Seven Foam Roller Exercise To Relieve Back Pain
Trying out either or all of these seven exercise plans may help ease your back pain.
- You start this by lying with your face down on the foam roller. It should rest below and underneath the left hip.
- Position your right leg at a ninety-degree angle to the side and place both forearms as weight support on the floor right in front of you.
- Straighten your left leg behind leaving your toes untucked and start taking small side by side and back and forth movements.
- Once you feel a tight spot, hold still for about twenty to thirty seconds. Repeat this procedure on the right leg.
2. Stretch from knee to chest
- Lie flat on your back, bending both knees and placing your feet on the floor.
- The foam roller should be kept directly underneath your sacrum.
- Clasp your hands at the back of one knee and draw it to your chest without lifting your hips.
- This stretch helps to relax thighs, glutes, and hips.
3. Pigeon stretch
- Start on a high position with your foam roller placed horizontally beneath your torso.

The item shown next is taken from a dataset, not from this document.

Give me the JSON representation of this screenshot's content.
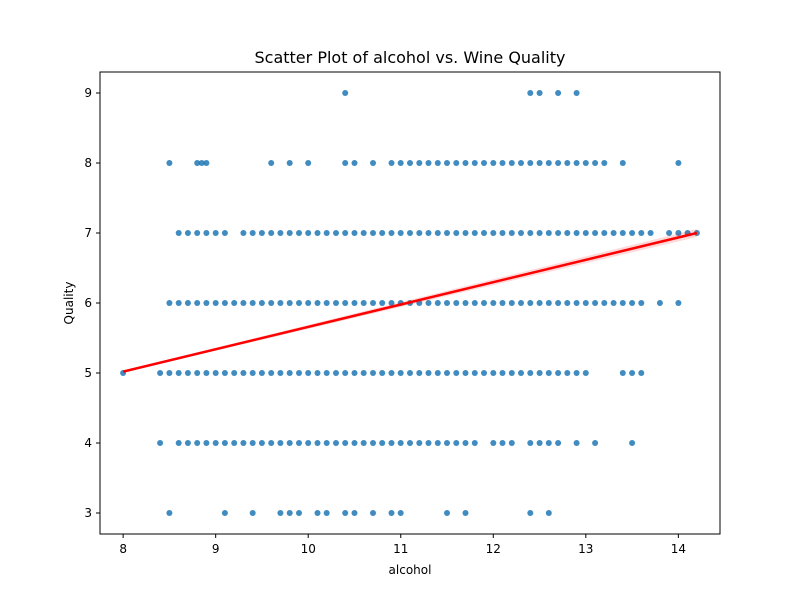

- Pick up your left leg and bring forward your left shin. Line your knee behind the right wrist. You should adjust the roller so it stays beneath your hips.
- The right leg should be positioned straight at your back. Place both hands on your roller and raise your chest.
- The roller will press into your left glutes. Hold the position for thirty seconds.
4. IT Rollout
- Lay sideways on your roller resting it below your left hip.
- Straight the left leg. Bend your right knee and place your left foot forward of your left thigh.
- Lean on your left palm, so the right foot and left arm control the weight placed in the roller.
- Roll slowly towards your knee.
- Hold and stop at uneasy places, then continue rolling towards the knee.
5. Piriformis stretch
Here is one stretch that works on the piriformis muscle found in the buttocks. It relieves buttocks tightening and pain in the lower back.
- Sit on the floor with the hip placed against your foam roller from behind.
- Cross your right leg over the left and lean fully on the hip, making contact with your roller.
- Then roll forth and back slowly.
- If you get to any discomfort spot, pause for about thirty seconds. Then switch legs and continue.
6. Hamstrings rollout
- Sit with the foam roller in your front. Place both of your hands behind and lean on the back of your palms.
- Place the left leg on your foam roller and allow it to rest above the right knee.
- Cross the right ankle over the right by applying pressure on your left hamstring.
- Press your palms in such a way that your hips are lifted and slowly roll it to your glutes. Pause for twenty to thirty seconds at tender spots.
7. Leg raises
This exercise involves you laying on your foam roller and running it along your spine. The knees and feet should both be bent on the floor and support your hip and head with the roller.
While you can try out foam rollers for sciatica pain, these seven exercise poses can also help relieve pain. You could watch instructive videos to understand these exercises better.